Reduce dal successo di Pechino Express, il conduttore fa i conti con un disturbo cronico del sonno, le apnee ostruttive. E non nasconde le difficoltà nel contrastarle.

Costantino della Gherardesca va in apnea... durante il sonno! © Web

Sanihelp.it - «Sonnolenza diurna, mal di testa, irritabilità e ansia. Uno stato di malessere generale che coinvolgeva corpo e psiche e che non mi abbandonava mai. Di giorno faticavo a concentrarmi, colpito da atroci emicranie e da acuti attacchi d’ansia» così Costantino della Gherardesca racconta in una intervista al mensile Ok salute e benessere la conoscenza fatta con le apnee ostruttive, un problema cronico che disturba il sonno, con ricadute pesanti anche sulla vita diurna, con cui ha cominciato a fare i conti nel 2012.

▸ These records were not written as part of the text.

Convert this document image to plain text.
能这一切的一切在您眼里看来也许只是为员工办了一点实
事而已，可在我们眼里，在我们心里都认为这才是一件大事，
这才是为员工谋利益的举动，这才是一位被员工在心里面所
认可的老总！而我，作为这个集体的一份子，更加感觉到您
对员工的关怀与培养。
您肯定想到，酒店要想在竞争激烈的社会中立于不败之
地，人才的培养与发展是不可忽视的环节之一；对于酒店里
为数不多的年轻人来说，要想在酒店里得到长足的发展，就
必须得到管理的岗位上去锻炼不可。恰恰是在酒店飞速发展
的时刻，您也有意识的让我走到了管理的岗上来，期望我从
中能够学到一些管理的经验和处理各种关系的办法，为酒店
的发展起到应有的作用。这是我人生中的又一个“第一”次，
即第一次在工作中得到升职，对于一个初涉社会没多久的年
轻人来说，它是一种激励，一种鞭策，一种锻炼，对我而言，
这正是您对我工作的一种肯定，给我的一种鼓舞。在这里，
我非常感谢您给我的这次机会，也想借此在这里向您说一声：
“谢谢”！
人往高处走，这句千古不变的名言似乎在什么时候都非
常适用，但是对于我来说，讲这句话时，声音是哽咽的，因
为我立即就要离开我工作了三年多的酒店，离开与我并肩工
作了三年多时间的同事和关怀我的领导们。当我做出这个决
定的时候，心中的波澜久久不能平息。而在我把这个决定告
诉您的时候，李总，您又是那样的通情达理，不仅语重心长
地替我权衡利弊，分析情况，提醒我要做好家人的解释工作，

Il conduttore non nasconde di aver temporeggiato, sperando che il problema sparisse da solo, prima di sottoporsi a una polisonnografia che accertò la presenza di apnee notturne, in una forma rilevante. « Mi hanno avvertito che avrei dovuto abbandonare le sigarette, abolire gli alcolici, bere molta acqua e seguire una dieta dimagrante. Solo così avrei ridotto il rischio di ipertensione e di aritmie del battito cardiaco che possono causare, nei casi più gravi, infarti e ictus. La verità? Mi sono attenuto solo in parte ai consigli dei medici» rivela.

E così quest’anno, proprio durante le riprese di Pechino Express, i sintomi sono andati rapidamente peggiorando, facendolo svegliare nel cuore della notte boccheggiante e spaventato. Spinto anche dal russamento violento che i famigliari non hanno mancato di fargli notare, ha allora chiesto aiuto a un nutrizionista per un programma alimentare personalizzato, evita anche pochi bicchieri di buon vino che si concedeva e sta cercando, non senza difficoltà, di ridurre le sigarette. 

«Ho anche tentato di venire a capo dell’apnea notturna indossando il ventilatore C-PAP, una maschera che copre il naso e la bocca: è efficace, ma davvero troppo scomoda!» svela. «Ho intenzione di provare a usare il bite antirussamento, ovvero una placca che si pone tra le due arcate dentarie per ridurre frequenza e intensità del russare e delle apnee. Se non fosse sufficiente, ricorrerò in seguito all’intervento chirurgico».

E sulla base della propria esperienza consiglia: «Se familiari, partner o compagni di viaggio sottolineano che russate fragorosamente o che, durante il sonno, la vostra respirazione si arresta e poi riprende, rivolgetevi subito a uno specialista».